What If? 2: Additional Serious Scientific Answers to Absurd Hypothetical Questions
- Front cover
- Author: Randall Munroe
- Language: English
- Genre: Non-fiction
- Publisher: Riverhead Books
- Publication date: 2022
- Publication place: United States
- Media type: Print, e-book
- Pages: 368 pages
- ISBN: 0525537112
- Preceded by: What If?

= What If? 2 (book) =

2022 non-fiction book by Randall Munroe

What If? 2: Additional Serious Scientific Answers to Absurd Hypothetical Questions is a 2022 non-fiction book by Randall Munroe. The book seeks to provide scientific answers to hypothetical questions proposed by readers of the author's webcomic, xkcd, and blog, What If? A follow-up to Munroe's 2014 title What If?, the book was released on September 13, 2022, to generally positive reviews, with Time saying, "Science isn't easy, but in Munroe's capable hands, it surely can be fun."

==Background==
Munroe, whose career began as a roboticist for NASA, began writing his webcomic xkcd in 2005, and following its success took up cartooning full-time soon after. With many of his drawings revolving around the topics of science and mathematics, Munroe soon began receiving questions from readers about those subject areas. As a result, he created a spinoff blog titled What If? where he compiled these questions and his subsequent responses. The blog formed the basis for his 2014 book What If?, which reached the top of The New York Times Best Seller list, and inspired the creation of a second volume, What If? 2.

==Synopsis==
What If? 2 continues in the same vein as its predecessor in attempting to provide logical, science- and mathematics-based answers to extreme hypothetical questions and situations. The author uses techniques made famous by physicist Enrico Fermi and his Fermi problems, with which the answers to seemingly complex questions can be arrived at roughly by using data that is already known. With such techniques, Munroe is able to estimate that a Tyrannosaurus rex released in New York City would need to eat half of one human per day in order to survive, and that it would take over 8,300 years to fill an Olympic-size swimming pool with your own saliva, among other hypotheticals.

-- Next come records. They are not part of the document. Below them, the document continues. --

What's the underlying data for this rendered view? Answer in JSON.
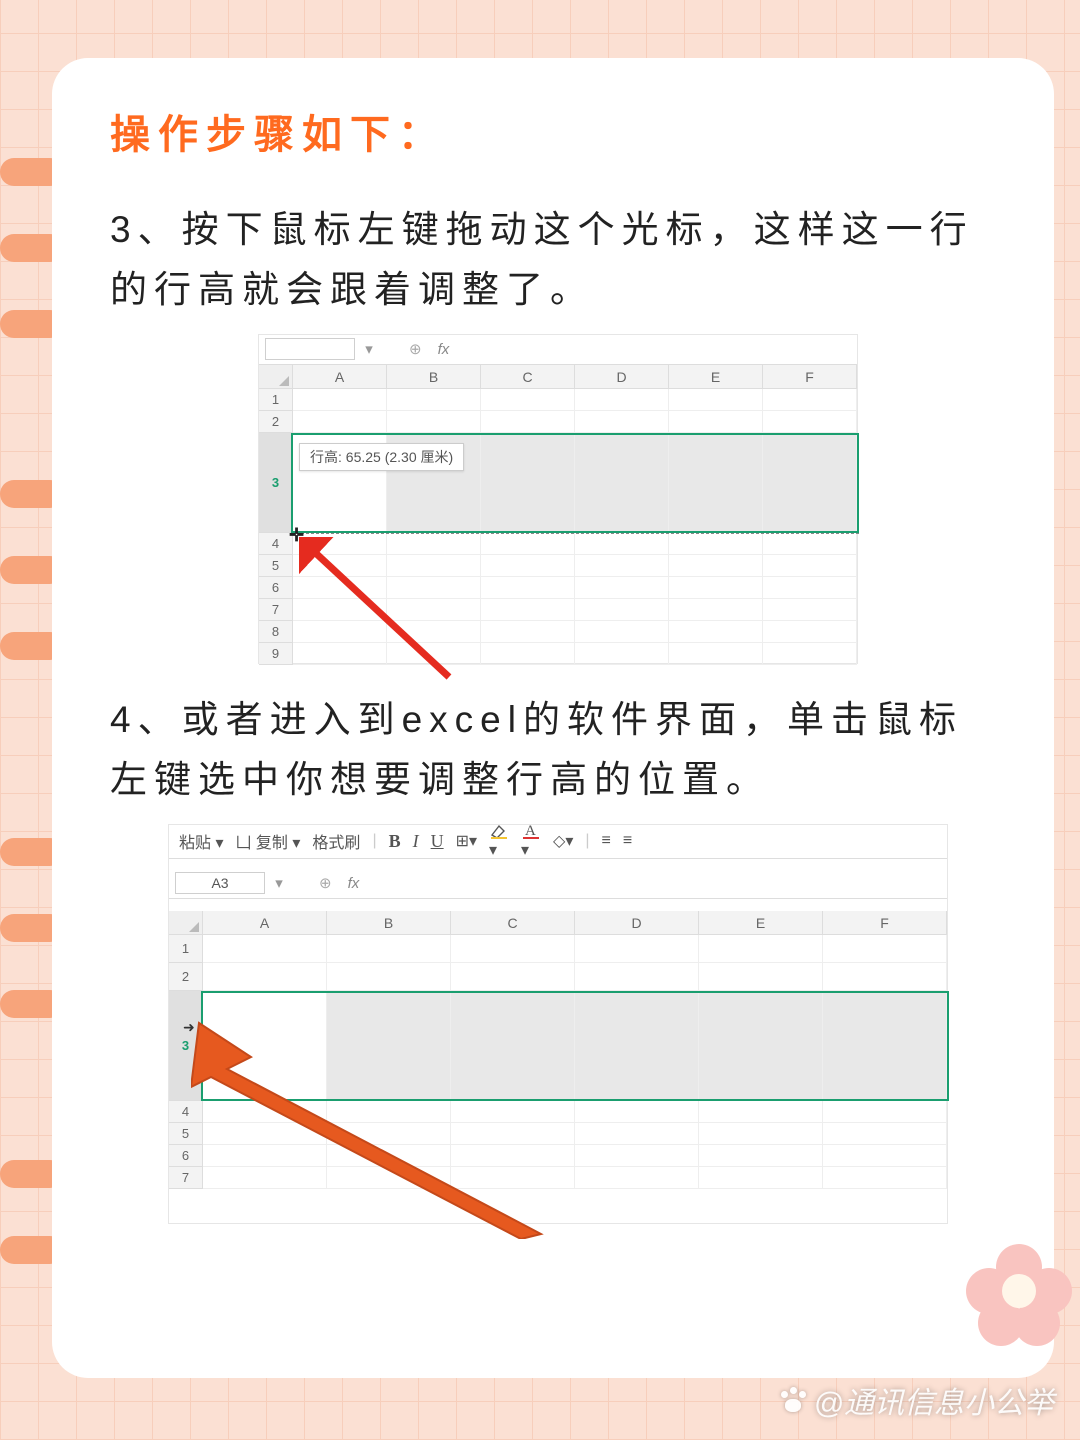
{
  "title": "操作步骤如下：",
  "step3": "3、按下鼠标左键拖动这个光标，这样这一行的行高就会跟着调整了。",
  "step4": "4、或者进入到excel的软件界面，单击鼠标左键选中你想要调整行高的位置。",
  "shot1": {
    "namebox": "",
    "fx": "fx",
    "cols": [
      "A",
      "B",
      "C",
      "D",
      "E",
      "F"
    ],
    "rows": [
      "1",
      "2",
      "3",
      "4",
      "5",
      "6",
      "7",
      "8",
      "9"
    ],
    "tooltip": "行高: 65.25 (2.30 厘米)"
  },
  "shot2": {
    "toolbar": {
      "paste": "粘贴 ▾",
      "copy": "凵 复制 ▾",
      "fmt": "格式刷"
    },
    "namebox": "A3",
    "fx": "fx",
    "cols": [
      "A",
      "B",
      "C",
      "D",
      "E",
      "F"
    ],
    "rows": [
      "1",
      "2",
      "3",
      "4",
      "5",
      "6",
      "7"
    ]
  },
  "watermark": "@通讯信息小公举"
}
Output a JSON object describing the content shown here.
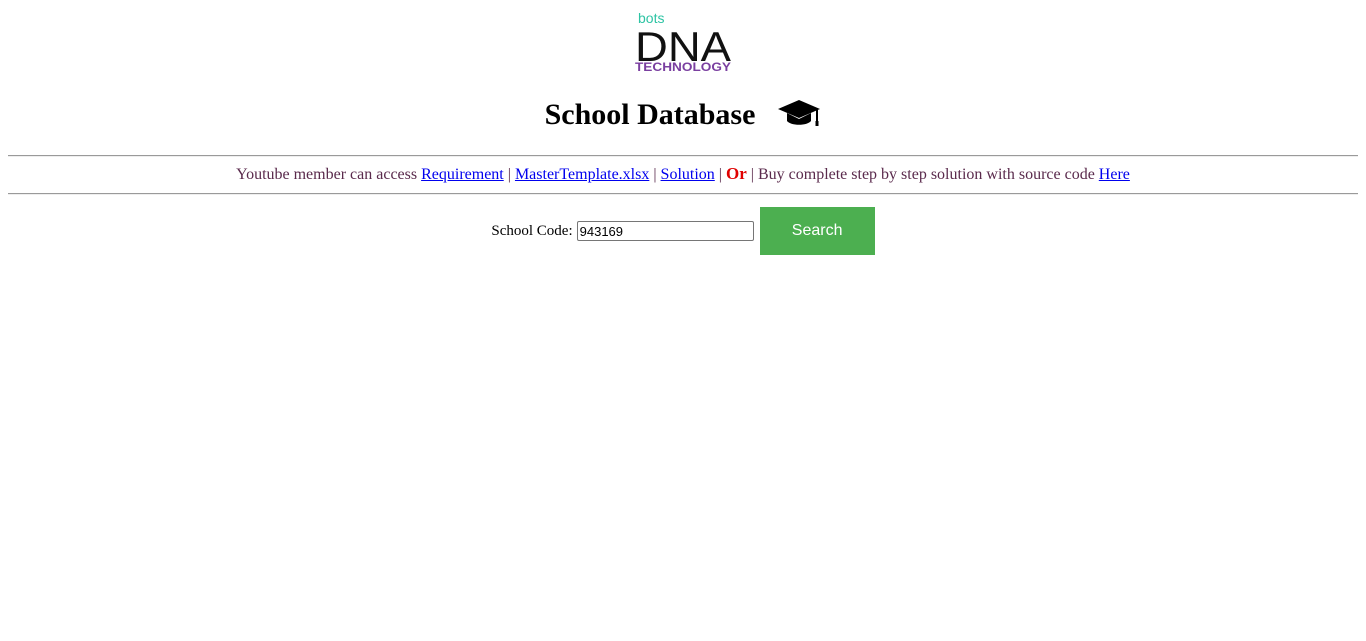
{
  "logo": {
    "top_text": "bots",
    "main_text": "DNA",
    "bottom_text": "TECHNOLOGY",
    "colors": {
      "top": "#2ec4a4",
      "main": "#111111",
      "bottom": "#7a3fa0"
    }
  },
  "header": {
    "title": "School Database",
    "icon": "graduation-cap-icon"
  },
  "notice": {
    "prefix": "Youtube member can access",
    "link_requirement": "Requirement",
    "sep1": "|",
    "link_master_template": "MasterTemplate.xlsx",
    "sep2": "|",
    "link_solution": "Solution",
    "sep3": "|",
    "or_text": "Or",
    "sep4": "|",
    "buy_text": "Buy complete step by step solution with source code",
    "link_here": "Here"
  },
  "search": {
    "label": "School Code:",
    "value": "943169",
    "button_label": "Search",
    "button_color": "#4caf50"
  }
}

Munroe includes 64 questions covered in depth in this installment, each separated into its own chapter, and dozens more are answered briefly. The book's prose is humorous, and the chapters are also frequently accompanied by the author's illustrations, done in the same minimalist, stick figure style as his webcomic. Many of the book's questions were submitted by children, and these are generally preferred by Munroe, who considers them more straightforward than the elaborate scenarios often envisioned by adults.

==Reception==
The book was released to generally positive reviews. Time Magazine praised Munroe's amusing prose and attention to detail, and said his answers to the questions are "thorough, deeply researched, and great fun". The Wall Street Journal wrote that "the author's playful prose style and inventive illustrations make this book eminently browsable", and Kirkus Reviews called it "[a] delight for science geeks with a penchant for oddball thought experiments".